HD 192699 b / Khomsa

Discovery
- Discovered by: Johnson et al.
- Discovery site: Lick Observatory and Keck Observatory
- Discovery date: 2007
- Detection method: Doppler spectroscopy

Orbital characteristics
- Semi-major axis: 1.063±0.049 AU
- Eccentricity: 0.082±0.041
- Orbital period (sidereal): 340.94±0.92 d
- Time of perihelion: 2454079±36 JD
- Argument of perihelion: 87±37 º
- Semi-amplitude: 49.3±2.1 m/s
- Star: HD 192699

Physical characteristics
- Mass: ≥2.096±0.093 M_{J}

= HD 192699 b =

Extrasolar planet in the constellation Aquila

HD 192699 b, also named Khomsa, is an exoplanet located approximately 214 light-years away in the constellation of Aquila, orbiting the star HD 192699. This planet was discovered in April 2007, massing at least 2.5 times the mass of Jupiter.

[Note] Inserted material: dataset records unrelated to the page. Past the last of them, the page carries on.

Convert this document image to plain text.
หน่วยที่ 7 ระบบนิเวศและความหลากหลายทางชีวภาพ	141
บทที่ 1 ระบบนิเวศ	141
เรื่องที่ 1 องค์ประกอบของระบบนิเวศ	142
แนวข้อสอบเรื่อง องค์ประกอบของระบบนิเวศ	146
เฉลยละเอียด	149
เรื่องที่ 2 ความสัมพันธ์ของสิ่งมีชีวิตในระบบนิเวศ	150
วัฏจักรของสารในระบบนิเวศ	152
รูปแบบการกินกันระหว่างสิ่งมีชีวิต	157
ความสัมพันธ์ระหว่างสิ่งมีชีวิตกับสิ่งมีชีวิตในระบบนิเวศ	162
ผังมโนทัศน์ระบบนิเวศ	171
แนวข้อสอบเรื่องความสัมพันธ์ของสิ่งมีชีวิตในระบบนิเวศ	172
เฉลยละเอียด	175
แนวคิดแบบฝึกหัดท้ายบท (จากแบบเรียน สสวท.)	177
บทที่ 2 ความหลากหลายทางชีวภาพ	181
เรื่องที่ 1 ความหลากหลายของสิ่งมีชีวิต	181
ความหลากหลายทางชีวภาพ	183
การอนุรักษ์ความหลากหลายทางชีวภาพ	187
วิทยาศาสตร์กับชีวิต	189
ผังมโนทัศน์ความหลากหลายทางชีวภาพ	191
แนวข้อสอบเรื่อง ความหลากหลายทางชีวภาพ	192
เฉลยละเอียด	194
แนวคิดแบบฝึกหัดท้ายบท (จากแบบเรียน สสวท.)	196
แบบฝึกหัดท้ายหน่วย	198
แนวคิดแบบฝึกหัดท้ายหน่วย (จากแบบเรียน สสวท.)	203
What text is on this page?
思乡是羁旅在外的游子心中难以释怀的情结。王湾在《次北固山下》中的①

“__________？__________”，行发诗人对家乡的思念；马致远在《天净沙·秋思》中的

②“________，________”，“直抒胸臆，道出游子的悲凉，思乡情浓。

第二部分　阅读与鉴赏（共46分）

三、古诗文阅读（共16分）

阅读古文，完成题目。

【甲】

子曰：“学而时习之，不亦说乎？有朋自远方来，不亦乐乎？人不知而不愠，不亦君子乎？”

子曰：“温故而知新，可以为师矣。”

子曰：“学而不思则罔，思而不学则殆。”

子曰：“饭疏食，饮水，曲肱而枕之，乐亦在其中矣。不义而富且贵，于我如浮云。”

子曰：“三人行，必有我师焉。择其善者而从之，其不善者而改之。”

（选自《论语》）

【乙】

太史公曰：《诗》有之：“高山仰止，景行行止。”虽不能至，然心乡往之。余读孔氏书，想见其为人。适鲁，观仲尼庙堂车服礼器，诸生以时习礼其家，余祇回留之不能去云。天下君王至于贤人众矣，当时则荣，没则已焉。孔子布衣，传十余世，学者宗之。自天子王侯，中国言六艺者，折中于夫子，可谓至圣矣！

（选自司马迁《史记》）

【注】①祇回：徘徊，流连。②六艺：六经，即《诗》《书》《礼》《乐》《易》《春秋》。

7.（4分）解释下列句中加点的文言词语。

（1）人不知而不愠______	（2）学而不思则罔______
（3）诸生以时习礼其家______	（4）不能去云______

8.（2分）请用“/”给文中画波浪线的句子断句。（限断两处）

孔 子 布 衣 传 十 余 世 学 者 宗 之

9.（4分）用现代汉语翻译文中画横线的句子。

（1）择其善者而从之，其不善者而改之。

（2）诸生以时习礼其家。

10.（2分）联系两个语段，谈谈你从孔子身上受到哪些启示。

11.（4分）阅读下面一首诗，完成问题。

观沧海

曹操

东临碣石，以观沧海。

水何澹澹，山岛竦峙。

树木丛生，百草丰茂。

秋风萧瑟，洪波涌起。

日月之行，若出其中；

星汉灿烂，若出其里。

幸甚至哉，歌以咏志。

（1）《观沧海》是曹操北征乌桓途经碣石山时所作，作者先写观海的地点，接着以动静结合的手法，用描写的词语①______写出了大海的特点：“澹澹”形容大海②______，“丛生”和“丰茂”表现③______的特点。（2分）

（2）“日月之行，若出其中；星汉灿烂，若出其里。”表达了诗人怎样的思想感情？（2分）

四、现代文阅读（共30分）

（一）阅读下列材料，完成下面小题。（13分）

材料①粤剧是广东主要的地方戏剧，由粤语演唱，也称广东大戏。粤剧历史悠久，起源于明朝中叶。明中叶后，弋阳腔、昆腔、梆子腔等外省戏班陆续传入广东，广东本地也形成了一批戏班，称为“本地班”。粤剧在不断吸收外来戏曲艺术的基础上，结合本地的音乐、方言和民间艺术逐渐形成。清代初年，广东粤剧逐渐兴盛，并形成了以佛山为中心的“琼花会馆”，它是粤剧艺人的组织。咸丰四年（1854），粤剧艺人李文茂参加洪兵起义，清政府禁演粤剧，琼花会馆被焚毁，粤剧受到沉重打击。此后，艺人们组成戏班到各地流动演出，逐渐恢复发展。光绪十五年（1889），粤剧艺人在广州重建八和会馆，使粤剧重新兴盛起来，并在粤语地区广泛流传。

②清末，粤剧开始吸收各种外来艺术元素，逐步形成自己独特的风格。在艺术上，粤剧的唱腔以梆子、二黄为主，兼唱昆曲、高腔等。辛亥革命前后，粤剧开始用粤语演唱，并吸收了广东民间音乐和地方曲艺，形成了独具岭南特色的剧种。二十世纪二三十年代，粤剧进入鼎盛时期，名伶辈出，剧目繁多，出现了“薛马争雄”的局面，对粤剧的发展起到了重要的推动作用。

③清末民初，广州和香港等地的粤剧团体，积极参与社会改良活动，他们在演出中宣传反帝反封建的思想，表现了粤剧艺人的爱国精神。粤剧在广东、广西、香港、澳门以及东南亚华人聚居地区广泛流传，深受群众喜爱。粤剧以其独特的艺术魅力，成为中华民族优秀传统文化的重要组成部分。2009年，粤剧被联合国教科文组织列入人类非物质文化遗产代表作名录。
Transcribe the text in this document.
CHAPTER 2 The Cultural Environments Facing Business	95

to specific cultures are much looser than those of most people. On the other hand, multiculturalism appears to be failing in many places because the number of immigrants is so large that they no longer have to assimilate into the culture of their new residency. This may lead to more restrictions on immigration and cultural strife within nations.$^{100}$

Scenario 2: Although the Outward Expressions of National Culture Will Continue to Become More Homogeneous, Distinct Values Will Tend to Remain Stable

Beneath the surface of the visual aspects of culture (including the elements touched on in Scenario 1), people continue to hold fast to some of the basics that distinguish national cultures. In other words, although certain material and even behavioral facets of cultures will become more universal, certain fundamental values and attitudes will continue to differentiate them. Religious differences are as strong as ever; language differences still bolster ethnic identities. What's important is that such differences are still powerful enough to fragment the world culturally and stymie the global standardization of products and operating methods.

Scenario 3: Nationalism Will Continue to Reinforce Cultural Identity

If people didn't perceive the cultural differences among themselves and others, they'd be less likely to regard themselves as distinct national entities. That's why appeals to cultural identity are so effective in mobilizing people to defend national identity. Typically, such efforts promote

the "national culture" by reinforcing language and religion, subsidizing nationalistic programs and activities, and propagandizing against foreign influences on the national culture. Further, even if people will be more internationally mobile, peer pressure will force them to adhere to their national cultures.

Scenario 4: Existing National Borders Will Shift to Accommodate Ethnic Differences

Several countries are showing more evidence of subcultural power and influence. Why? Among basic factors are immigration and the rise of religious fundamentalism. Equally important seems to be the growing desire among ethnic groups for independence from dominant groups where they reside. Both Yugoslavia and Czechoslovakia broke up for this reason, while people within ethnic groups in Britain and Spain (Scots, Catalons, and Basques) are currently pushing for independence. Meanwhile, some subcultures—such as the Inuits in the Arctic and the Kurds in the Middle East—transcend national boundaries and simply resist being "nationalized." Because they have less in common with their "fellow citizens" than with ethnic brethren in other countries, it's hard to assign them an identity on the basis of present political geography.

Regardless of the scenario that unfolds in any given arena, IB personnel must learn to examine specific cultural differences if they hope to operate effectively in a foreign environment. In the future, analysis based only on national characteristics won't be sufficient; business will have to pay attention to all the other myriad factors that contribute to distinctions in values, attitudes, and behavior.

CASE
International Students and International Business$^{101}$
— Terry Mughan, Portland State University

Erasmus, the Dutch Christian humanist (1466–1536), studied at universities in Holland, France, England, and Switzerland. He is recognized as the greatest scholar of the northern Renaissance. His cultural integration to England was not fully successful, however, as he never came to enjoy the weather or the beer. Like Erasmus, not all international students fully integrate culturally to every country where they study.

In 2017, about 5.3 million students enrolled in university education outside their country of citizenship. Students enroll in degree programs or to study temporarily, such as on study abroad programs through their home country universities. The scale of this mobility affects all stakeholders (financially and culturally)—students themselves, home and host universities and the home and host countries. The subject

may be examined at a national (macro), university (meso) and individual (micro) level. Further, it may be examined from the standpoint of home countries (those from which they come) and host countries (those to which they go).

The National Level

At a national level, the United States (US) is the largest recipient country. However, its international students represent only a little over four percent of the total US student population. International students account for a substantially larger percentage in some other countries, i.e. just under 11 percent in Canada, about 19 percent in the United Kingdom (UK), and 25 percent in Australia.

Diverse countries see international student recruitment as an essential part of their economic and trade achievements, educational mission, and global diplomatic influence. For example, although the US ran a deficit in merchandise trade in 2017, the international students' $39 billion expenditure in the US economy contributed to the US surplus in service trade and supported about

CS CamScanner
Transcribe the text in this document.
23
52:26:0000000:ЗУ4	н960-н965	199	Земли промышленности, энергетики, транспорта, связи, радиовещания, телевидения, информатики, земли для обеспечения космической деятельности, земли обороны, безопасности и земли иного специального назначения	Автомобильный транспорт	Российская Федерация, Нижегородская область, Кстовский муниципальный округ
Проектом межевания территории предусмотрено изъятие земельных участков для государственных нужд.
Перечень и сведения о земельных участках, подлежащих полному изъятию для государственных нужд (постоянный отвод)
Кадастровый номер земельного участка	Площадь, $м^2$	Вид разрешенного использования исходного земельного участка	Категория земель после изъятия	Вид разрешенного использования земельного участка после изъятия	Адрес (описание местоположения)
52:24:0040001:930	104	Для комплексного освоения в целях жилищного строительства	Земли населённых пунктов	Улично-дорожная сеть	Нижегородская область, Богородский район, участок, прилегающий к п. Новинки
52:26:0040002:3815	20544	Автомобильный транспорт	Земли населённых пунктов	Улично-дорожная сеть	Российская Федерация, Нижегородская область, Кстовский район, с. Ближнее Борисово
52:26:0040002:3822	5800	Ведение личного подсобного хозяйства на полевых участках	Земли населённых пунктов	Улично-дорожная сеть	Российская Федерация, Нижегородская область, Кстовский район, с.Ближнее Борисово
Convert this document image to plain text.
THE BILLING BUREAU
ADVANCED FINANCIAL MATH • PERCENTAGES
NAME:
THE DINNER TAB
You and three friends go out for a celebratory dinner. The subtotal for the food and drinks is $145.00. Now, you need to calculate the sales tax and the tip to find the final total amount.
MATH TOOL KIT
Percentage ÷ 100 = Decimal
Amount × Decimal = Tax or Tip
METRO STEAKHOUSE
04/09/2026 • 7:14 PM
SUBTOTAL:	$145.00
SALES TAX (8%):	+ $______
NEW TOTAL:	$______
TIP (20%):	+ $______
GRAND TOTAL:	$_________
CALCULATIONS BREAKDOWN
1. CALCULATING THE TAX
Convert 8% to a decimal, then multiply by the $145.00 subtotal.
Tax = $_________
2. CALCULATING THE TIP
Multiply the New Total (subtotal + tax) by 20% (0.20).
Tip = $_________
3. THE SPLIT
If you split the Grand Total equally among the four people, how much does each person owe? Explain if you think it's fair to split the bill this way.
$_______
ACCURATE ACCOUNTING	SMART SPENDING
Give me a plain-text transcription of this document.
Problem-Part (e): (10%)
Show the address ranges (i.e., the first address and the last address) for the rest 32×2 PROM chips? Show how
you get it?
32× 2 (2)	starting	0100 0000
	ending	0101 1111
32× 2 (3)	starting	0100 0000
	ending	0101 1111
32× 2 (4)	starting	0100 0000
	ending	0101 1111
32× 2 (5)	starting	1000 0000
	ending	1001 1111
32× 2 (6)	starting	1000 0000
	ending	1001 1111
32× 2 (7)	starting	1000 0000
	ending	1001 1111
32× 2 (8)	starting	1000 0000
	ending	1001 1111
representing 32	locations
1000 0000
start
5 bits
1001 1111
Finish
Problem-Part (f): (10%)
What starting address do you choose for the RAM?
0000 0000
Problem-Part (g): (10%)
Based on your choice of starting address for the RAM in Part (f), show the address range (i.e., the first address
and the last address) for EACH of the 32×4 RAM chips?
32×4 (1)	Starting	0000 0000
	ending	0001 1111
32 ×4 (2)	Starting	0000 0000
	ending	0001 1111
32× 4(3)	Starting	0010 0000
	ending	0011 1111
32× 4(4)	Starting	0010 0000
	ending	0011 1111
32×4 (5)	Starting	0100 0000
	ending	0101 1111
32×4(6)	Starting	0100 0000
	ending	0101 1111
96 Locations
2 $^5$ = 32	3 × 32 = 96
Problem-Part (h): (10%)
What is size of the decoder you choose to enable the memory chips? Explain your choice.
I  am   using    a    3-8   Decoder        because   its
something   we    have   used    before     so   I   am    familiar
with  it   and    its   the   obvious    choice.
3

Despite its orbital distance more than that of Earth, the orbital period is less than a year, because the parent star is more massive than the Sun.

The planet HD 192699 b is named Khomsa. The name was selected in the NameExoWorlds campaign by Tunisia, during the 100th anniversary of the IAU. Khomsa is a palm-shaped amulet that is popular in Tunisia.

The existence of this planet around a 1.68 solar mass star provides evidence for the existence of planetary systems around A-type main sequence stars.